Alzheimers and dementia are beginning to be seen as “type 3 diabetes,” and it appears that brains that are overfed on glucose lose their ability to respond to insulin. In fact one of the most foolproof ways to treat alzheimers to make the brain more “ketogenic” so it can split its fuel consumption between glucose and BHOB.
BHOB is the fuel source of starvation.
Fasting and Starvation is Good for Cancer
Anyone who’s experienced a loved one that has cancer knows that chemotherapy can be just as dangerous as the disease itself. Chemotherapy drugs by their very nature are toxic and it’s hard to make sure they only treat the cancer cells.
Valter Longo is a scientist at UC Davis who showed mice with a wide variety of cancers respond much better to chemotherapy (ie, the good cells don’t go with the bad) if they’ve been starved for 2-3 days before undergoing treatment.
This “starvation priming” effect has been replicated in the other animals we usually do tests on (nematodes, fruit flies, c. elegans), and the effects have all been the same. In fact, one study found that the survival rate for “good” cells improved over 1000x with a little bit of starvation!
These sorts of treatments are beginning to get rolled out on humans and so far the results are promising.
Humans Have Been Fasting for 1000’s of Years
Every religion that I know of has some sort of ritualistic fast that requires its members to deliberately do without various types of food. They all differ in their flavor, but all center around a few common principles.
Basically they replicate the non-linearity and randomness of food consumption that’s so important to our health but hard to come about in our day-to-day lives.
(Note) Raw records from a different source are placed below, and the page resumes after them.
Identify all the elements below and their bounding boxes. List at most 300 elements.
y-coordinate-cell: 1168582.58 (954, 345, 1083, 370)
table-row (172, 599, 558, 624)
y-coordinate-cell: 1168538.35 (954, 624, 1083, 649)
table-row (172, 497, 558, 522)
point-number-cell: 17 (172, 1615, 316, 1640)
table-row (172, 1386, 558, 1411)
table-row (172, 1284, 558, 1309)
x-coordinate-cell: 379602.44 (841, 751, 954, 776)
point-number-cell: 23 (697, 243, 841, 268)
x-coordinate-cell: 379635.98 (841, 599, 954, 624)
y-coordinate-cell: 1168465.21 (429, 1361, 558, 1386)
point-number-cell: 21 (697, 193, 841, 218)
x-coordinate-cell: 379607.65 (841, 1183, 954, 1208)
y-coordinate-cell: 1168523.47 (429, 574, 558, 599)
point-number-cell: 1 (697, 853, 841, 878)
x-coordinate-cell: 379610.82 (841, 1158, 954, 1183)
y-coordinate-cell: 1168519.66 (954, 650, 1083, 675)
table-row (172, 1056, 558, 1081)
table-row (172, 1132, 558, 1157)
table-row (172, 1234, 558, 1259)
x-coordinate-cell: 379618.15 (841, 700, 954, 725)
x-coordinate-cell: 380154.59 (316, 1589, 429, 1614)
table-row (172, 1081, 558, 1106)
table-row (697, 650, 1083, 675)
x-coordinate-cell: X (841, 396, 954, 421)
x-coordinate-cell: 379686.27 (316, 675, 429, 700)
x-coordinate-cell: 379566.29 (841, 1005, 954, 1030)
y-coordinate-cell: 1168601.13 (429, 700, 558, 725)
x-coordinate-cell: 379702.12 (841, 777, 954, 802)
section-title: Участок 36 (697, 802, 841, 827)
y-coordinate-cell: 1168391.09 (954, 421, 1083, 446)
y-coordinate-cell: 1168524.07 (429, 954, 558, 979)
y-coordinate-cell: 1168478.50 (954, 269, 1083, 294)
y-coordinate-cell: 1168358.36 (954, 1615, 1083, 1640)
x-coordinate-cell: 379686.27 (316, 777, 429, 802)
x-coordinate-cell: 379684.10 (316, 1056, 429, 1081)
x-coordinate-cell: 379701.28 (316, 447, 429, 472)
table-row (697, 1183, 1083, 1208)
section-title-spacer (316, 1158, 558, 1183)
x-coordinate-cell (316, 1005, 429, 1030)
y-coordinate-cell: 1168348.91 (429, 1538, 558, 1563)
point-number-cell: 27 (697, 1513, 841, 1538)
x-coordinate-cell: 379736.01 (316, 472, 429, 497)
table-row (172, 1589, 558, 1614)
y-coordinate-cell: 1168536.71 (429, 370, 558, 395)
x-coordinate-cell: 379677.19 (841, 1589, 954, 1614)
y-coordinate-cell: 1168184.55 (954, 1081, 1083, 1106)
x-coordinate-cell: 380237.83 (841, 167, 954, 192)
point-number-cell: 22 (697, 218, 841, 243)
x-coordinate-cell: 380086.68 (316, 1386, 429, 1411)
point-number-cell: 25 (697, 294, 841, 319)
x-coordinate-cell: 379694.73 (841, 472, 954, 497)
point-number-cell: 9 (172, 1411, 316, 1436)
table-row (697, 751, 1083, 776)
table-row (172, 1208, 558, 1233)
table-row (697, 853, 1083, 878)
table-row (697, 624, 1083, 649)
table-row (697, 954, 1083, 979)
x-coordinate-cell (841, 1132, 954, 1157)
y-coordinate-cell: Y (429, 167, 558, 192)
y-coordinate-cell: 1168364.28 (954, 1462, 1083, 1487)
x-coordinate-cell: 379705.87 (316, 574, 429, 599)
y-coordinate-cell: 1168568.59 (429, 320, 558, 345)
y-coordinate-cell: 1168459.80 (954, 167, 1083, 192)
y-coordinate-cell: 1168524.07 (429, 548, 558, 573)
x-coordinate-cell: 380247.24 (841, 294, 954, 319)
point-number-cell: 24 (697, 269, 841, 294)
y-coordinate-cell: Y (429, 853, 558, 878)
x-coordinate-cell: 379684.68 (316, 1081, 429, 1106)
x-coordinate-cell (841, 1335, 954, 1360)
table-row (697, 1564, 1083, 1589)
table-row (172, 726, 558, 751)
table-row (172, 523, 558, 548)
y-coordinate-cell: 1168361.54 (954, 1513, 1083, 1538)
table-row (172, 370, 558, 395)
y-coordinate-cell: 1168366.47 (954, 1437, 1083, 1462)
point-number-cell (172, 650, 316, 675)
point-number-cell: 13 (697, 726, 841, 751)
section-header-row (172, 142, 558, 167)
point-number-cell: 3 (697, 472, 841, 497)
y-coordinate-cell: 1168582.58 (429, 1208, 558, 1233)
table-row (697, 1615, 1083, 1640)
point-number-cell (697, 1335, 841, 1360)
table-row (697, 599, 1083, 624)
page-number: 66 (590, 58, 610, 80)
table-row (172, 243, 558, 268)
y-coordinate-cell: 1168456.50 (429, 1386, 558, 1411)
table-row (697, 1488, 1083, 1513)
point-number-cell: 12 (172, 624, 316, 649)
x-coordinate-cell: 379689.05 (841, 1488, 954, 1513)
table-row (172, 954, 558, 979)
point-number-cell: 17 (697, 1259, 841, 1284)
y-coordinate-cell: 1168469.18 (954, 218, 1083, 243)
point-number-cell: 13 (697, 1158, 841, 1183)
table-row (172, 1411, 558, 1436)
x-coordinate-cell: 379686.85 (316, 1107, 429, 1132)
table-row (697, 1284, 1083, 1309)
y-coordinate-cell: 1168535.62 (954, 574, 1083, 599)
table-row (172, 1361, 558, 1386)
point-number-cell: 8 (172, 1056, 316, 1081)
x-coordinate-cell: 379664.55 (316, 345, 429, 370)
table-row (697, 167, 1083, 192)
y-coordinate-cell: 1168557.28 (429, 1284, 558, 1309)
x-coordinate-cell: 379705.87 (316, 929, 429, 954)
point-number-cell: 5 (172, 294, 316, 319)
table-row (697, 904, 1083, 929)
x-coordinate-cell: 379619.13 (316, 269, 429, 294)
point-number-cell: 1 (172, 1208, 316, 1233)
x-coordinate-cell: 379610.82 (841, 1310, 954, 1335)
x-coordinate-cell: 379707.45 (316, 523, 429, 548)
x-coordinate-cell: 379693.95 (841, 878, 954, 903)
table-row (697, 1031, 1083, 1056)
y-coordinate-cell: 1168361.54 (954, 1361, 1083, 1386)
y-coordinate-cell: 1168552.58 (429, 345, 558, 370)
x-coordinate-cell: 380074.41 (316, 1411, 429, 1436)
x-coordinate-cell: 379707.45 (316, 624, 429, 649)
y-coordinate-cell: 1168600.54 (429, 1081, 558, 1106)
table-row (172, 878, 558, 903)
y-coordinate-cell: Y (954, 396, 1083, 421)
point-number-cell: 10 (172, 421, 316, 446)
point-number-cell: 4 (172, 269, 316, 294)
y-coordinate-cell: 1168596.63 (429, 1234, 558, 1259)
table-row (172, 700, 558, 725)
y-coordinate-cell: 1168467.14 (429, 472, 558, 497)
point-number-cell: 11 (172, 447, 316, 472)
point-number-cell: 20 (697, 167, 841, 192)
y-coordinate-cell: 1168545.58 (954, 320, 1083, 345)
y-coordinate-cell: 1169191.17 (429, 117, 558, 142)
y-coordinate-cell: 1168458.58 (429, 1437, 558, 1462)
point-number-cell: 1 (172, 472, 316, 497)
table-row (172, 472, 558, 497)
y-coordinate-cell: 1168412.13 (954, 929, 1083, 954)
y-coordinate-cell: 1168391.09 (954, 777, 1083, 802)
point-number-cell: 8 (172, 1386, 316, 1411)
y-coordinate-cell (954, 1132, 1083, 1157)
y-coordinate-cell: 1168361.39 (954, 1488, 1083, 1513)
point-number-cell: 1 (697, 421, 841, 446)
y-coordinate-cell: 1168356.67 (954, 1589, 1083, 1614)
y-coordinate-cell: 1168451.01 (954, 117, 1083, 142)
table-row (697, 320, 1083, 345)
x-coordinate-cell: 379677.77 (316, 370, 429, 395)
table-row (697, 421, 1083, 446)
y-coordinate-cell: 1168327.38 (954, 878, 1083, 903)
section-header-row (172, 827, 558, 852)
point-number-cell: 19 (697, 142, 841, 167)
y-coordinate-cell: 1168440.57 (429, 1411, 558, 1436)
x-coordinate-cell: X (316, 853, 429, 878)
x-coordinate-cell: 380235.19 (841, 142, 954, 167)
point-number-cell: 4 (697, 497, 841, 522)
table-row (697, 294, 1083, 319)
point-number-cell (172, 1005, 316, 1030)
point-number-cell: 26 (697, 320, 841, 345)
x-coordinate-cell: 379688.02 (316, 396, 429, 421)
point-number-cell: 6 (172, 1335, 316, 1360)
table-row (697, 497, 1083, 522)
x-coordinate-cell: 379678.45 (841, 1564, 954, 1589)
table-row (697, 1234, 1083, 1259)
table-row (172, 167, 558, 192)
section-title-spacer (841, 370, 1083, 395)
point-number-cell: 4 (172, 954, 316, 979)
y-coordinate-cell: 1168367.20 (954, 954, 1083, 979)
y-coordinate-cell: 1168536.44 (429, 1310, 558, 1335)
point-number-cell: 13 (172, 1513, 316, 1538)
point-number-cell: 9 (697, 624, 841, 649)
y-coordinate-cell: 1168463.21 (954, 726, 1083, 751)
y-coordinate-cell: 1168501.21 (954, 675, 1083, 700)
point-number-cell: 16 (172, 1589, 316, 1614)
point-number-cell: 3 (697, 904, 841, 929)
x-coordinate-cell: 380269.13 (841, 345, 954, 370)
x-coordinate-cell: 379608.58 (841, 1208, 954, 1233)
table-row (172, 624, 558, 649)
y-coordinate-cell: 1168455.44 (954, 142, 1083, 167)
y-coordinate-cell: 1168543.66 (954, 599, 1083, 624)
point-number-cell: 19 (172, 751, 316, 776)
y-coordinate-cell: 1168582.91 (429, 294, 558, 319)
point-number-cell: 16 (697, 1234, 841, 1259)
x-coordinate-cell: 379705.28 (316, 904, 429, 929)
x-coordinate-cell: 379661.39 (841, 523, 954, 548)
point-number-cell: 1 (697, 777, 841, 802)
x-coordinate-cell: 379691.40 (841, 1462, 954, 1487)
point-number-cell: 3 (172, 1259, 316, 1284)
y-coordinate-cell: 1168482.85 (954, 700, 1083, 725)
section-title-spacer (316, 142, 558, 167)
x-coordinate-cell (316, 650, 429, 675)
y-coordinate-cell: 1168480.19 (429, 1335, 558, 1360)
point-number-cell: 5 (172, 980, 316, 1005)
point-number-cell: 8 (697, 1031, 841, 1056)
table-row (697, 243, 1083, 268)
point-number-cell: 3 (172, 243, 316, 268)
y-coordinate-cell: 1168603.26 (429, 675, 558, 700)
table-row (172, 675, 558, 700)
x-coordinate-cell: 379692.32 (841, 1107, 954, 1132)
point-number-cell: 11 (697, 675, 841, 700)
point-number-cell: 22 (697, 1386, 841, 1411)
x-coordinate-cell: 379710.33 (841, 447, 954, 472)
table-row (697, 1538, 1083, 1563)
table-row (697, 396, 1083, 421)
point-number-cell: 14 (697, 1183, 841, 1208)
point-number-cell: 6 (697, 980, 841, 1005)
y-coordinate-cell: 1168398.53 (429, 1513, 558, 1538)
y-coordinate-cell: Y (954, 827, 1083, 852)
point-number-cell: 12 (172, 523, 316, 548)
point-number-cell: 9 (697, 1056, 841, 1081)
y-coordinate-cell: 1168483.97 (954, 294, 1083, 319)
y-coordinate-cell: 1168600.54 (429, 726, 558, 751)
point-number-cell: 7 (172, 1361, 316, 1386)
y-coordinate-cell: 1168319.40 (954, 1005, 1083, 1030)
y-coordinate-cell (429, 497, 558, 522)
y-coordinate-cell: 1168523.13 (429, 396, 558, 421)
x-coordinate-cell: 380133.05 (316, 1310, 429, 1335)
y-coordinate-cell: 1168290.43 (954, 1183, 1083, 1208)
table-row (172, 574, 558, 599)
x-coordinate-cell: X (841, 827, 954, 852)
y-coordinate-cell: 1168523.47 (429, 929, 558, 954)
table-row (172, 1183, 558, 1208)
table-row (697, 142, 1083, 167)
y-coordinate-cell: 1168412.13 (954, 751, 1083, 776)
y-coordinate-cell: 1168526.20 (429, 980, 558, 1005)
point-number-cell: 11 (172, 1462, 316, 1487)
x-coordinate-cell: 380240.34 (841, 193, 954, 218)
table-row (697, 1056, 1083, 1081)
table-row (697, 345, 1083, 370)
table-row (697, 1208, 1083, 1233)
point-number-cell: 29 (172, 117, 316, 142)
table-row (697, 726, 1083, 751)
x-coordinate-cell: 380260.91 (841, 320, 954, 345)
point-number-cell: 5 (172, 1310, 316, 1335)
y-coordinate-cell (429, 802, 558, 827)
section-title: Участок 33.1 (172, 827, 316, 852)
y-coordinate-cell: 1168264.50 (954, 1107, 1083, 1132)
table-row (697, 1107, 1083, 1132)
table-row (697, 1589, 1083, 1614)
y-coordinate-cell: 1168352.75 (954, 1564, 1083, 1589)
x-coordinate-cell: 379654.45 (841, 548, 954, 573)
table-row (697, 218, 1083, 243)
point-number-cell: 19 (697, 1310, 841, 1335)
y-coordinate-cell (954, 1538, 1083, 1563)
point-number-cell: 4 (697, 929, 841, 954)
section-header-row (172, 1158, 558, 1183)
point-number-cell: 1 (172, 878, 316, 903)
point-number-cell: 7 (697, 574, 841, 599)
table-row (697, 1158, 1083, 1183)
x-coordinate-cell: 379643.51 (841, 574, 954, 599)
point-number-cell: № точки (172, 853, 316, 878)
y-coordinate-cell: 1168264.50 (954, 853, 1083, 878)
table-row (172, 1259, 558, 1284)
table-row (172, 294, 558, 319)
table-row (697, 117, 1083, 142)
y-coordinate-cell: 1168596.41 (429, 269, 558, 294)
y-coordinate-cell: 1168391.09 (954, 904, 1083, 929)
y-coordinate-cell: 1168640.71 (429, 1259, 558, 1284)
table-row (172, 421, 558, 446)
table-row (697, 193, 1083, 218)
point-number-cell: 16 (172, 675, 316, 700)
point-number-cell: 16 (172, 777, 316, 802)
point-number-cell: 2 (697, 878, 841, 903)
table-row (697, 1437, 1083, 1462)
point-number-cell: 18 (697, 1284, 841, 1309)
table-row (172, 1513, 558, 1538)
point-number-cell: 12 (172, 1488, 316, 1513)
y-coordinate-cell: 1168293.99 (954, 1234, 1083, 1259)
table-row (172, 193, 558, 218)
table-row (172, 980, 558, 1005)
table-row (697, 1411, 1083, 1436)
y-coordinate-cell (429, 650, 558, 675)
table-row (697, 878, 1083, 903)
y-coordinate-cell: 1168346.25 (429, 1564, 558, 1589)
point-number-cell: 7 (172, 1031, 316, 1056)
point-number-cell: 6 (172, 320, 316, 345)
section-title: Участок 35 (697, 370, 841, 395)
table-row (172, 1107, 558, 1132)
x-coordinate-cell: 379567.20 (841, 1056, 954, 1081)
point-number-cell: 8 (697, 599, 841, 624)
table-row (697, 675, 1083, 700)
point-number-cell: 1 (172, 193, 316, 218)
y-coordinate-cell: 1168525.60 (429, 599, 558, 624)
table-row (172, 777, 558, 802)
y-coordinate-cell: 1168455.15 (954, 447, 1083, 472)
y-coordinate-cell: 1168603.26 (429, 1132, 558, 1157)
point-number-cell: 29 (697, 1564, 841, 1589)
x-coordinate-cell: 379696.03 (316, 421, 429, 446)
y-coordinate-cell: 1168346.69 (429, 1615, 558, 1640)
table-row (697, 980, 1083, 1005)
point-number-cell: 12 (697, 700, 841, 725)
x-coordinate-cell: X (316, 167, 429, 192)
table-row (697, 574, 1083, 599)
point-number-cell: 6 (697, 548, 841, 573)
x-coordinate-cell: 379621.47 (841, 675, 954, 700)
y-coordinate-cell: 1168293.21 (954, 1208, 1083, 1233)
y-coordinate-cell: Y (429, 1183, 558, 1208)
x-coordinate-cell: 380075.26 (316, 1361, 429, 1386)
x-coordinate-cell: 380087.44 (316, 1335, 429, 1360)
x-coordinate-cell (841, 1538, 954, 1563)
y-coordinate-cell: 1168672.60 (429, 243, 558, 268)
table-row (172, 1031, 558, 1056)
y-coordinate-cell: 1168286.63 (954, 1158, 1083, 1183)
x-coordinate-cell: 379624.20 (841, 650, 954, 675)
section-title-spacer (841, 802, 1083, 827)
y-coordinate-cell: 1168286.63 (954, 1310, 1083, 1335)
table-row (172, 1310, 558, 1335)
I believe in the horror stories about people who try and “binge” diet and things go totally awry. I’m inclined to believe they get half the story wrong, not all of it. A little bit of timely deprivation can do the body a lot of good, but it’s what they eat afterwards that messes everything up.
What’s The “Right” Amount for This Sort of Thing?
So far this article is about 1000 words strong with me yapping about the various benefits of deprivation and that leads to the natural question:
How much should I do this for myself, if at all?
The important point here is that the benefits are non-linear. This means the most important ones occur occur in the early phases of the process, not at the end. It’s the flipping of the switch that’s useful, not the days and days of struggle afterward. Benefits usually taper off after a few days and it eventually becomes harmful if it goes on for too long.
A little bit of deprivation does the body a lot of good, but too much will make you weak.
In most studies the fasting will happen for 2-3 days, but that doesn’t mean that’s the “right” amount of time for everyone. There is no one size fits all for this sort of thing, just best to do what feels comfortable (but not too comfortable!) for you.
Personally, I just try and mindfully skip a meal from time to time and/or plan a few days when I’ll have a nice breakfast and refrain from food until after sunset.